Bugün, sanat tarihimizde varlığıyla vücut bulan camileri incelediğimizde, camilerin hep bir külliyenin parçası olarak yapıldığını görürüz. Külliyelerin içinde hanlar, hamamlar, aşevleri, medrese, imarethaneler, çeşmeler, muvakkithaneler vardır. Ama asıl iş, cami ve külliye inşasından sonra başlardı. Camilerin dört köşesine dört mahalle kurulur ve her mahalleye bir mezhep mensubu yerleştirilirdi ki mezhepler yaşasın, münazara ve fikir alışverişleri yapılsın, eleştirel akla zemin hazırlansın, rasyonel düşünce mekânla ortaya çıksın. O yüzden camiler ve camilerin bulunduğu külliyeler, toplumun adeta hem eğitimle gelişme kaydettiği, hem manevi ihtiyaçlarını temin ettiği hem de yaralarını sardığı, sosyalleştiği, yemek yemekten bir araya gelmeye, dinlenmekten ders çalışmaya insani ihtiyaçlarını giderdiği toplumun kurucu mekânlarıdır. Şehirler, camilere göre planlanır, şehirde her ana yol camiye çıkar. Çünkü cami, kelime kökü itibariyle cem eder, birleştirir, bir araya getirir.

Camiler, kâinatın ve insanın bir noktadan yola çıkışını ve bir noktaya geri döneceğini anlatır her köşesinde. Çünkü asıl dünyanın içinde yaşadığımız dünya olmadığını ifade eden, tüm farklılıkların teke indirgendiği, katmanların parçalandığı, parçalarınsa bütünleştiği mekânlardır. İnsan ölçülerinden göğün ölçülerine muhteşem bir geçişin olduğu, dolayısıyla değişimin, gelişimin, olgunlaşmanın, huzurun ve bilincin merkezleridir.

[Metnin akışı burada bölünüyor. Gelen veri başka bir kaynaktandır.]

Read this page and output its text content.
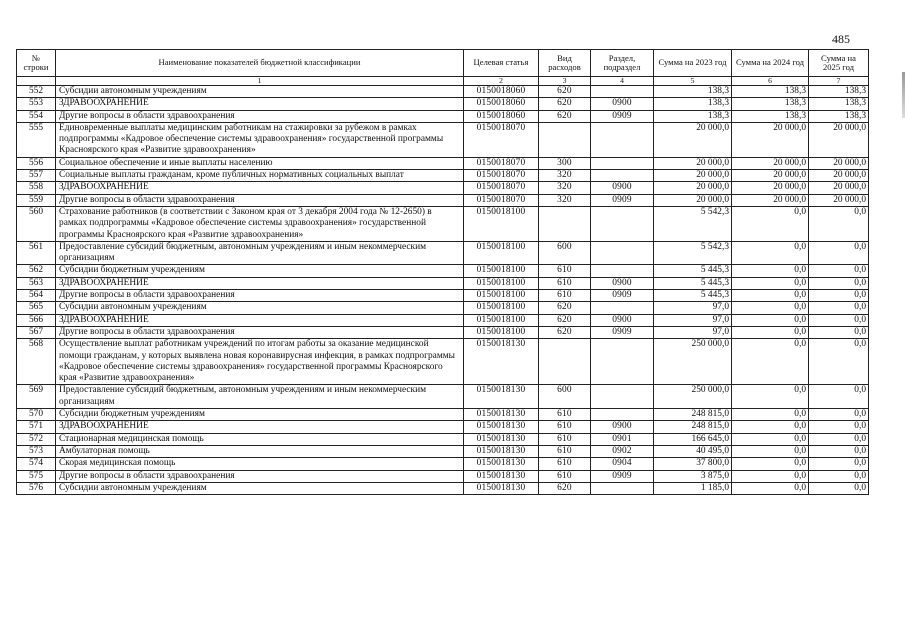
485
№ строки	Наименование показателей бюджетной классификации	Целевая статья	Вид расходов	Раздел, подраздел	Сумма на 2023 год	Сумма на 2024 год	Сумма на 2025 год
	1	2	3	4	5	6	7
552	Субсидии автономным учреждениям	0150018060	620		138,3	138,3	138,3
553	ЗДРАВООХРАНЕНИЕ	0150018060	620	0900	138,3	138,3	138,3
554	Другие вопросы в области здравоохранения	0150018060	620	0909	138,3	138,3	138,3
555	Единовременные выплаты медицинским работникам на стажировки за рубежом в рамках подпрограммы «Кадровое обеспечение системы здравоохранения» государственной программы Красноярского края «Развитие здравоохранения»	0150018070			20 000,0	20 000,0	20 000,0
556	Социальное обеспечение и иные выплаты населению	0150018070	300		20 000,0	20 000,0	20 000,0
557	Социальные выплаты гражданам, кроме публичных нормативных социальных выплат	0150018070	320		20 000,0	20 000,0	20 000,0
558	ЗДРАВООХРАНЕНИЕ	0150018070	320	0900	20 000,0	20 000,0	20 000,0
559	Другие вопросы в области здравоохранения	0150018070	320	0909	20 000,0	20 000,0	20 000,0
560	Страхование работников (в соответствии с Законом края от 3 декабря 2004 года № 12-2650) в рамках подпрограммы «Кадровое обеспечение системы здравоохранения» государственной программы Красноярского края «Развитие здравоохранения»	0150018100			5 542,3	0,0	0,0
561	Предоставление субсидий бюджетным, автономным учреждениям и иным некоммерческим организациям	0150018100	600		5 542,3	0,0	0,0
562	Субсидии бюджетным учреждениям	0150018100	610		5 445,3	0,0	0,0
563	ЗДРАВООХРАНЕНИЕ	0150018100	610	0900	5 445,3	0,0	0,0
564	Другие вопросы в области здравоохранения	0150018100	610	0909	5 445,3	0,0	0,0
565	Субсидии автономным учреждениям	0150018100	620		97,0	0,0	0,0
566	ЗДРАВООХРАНЕНИЕ	0150018100	620	0900	97,0	0,0	0,0
567	Другие вопросы в области здравоохранения	0150018100	620	0909	97,0	0,0	0,0
568	Осуществление выплат работникам учреждений по итогам работы за оказание медицинской помощи гражданам, у которых выявлена новая коронавирусная инфекция, в рамках подпрограммы «Кадровое обеспечение системы здравоохранения» государственной программы Красноярского края «Развитие здравоохранения»	0150018130			250 000,0	0,0	0,0
569	Предоставление субсидий бюджетным, автономным учреждениям и иным некоммерческим организациям	0150018130	600		250 000,0	0,0	0,0
570	Субсидии бюджетным учреждениям	0150018130	610		248 815,0	0,0	0,0
571	ЗДРАВООХРАНЕНИЕ	0150018130	610	0900	248 815,0	0,0	0,0
572	Стационарная медицинская помощь	0150018130	610	0901	166 645,0	0,0	0,0
573	Амбулаторная помощь	0150018130	610	0902	40 495,0	0,0	0,0
574	Скорая медицинская помощь	0150018130	610	0904	37 800,0	0,0	0,0
575	Другие вопросы в области здравоохранения	0150018130	610	0909	3 875,0	0,0	0,0
576	Субсидии автономным учреждениям	0150018130	620		1 185,0	0,0	0,0
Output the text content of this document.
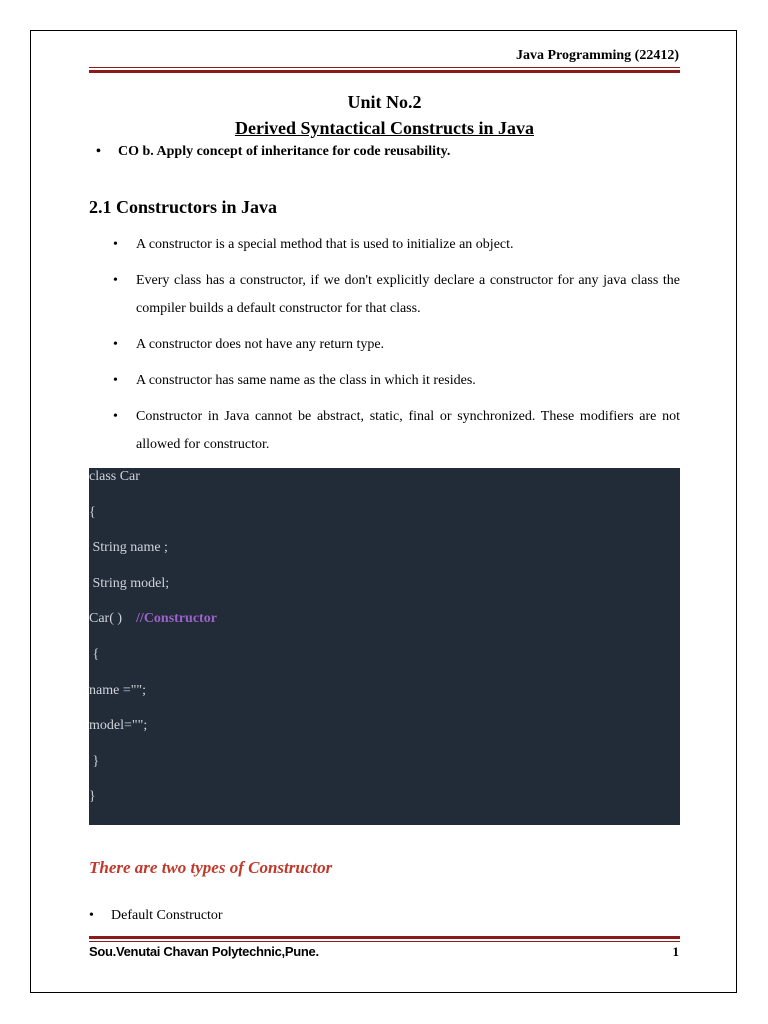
Java Programming (22412)
Unit No.2
Derived Syntactical Constructs in Java
• CO b. Apply concept of inheritance for code reusability.
2.1 Constructors in Java
• A constructor is a special method that is used to initialize an object.
• Every class has a constructor, if we don't explicitly declare a constructor for any java class the compiler builds a default constructor for that class.
• A constructor does not have any return type.
• A constructor has same name as the class in which it resides.
• Constructor in Java cannot be abstract, static, final or synchronized. These modifiers are not allowed for constructor.
class Car
{
String name ;
String model;
Car( )    //Constructor
{
name ="";
model="";
}
}
There are two types of Constructor
• Default Constructor
Sou.Venutai Chavan Polytechnic,Pune.	1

Camilerin toplumdaki dönüştürücü fonksiyonlarını, sosyal, kültürel ve yerel özelliklerini bugün kaybettiğimiz için hem cami mimarisinden, hem de şehir ve toplum medeniyetinden uzaklaştık. Bugün mahallemizi, sokağımızı bir araya getirecek, ayrıştırmayacak, toplumun ihtiyaçlarını karşılayabilecek, zıt görüşleri bünyesinde birleştirebilecek bir cami mimarisine ihtiyacımız var. Camiyi yapabilirsek mahalleyi yeniden kurabiliriz. Mahalleyi oluşturabilirsek şehri ve toplumu inşa edebiliriz.


GENÇ'ın Yazısı.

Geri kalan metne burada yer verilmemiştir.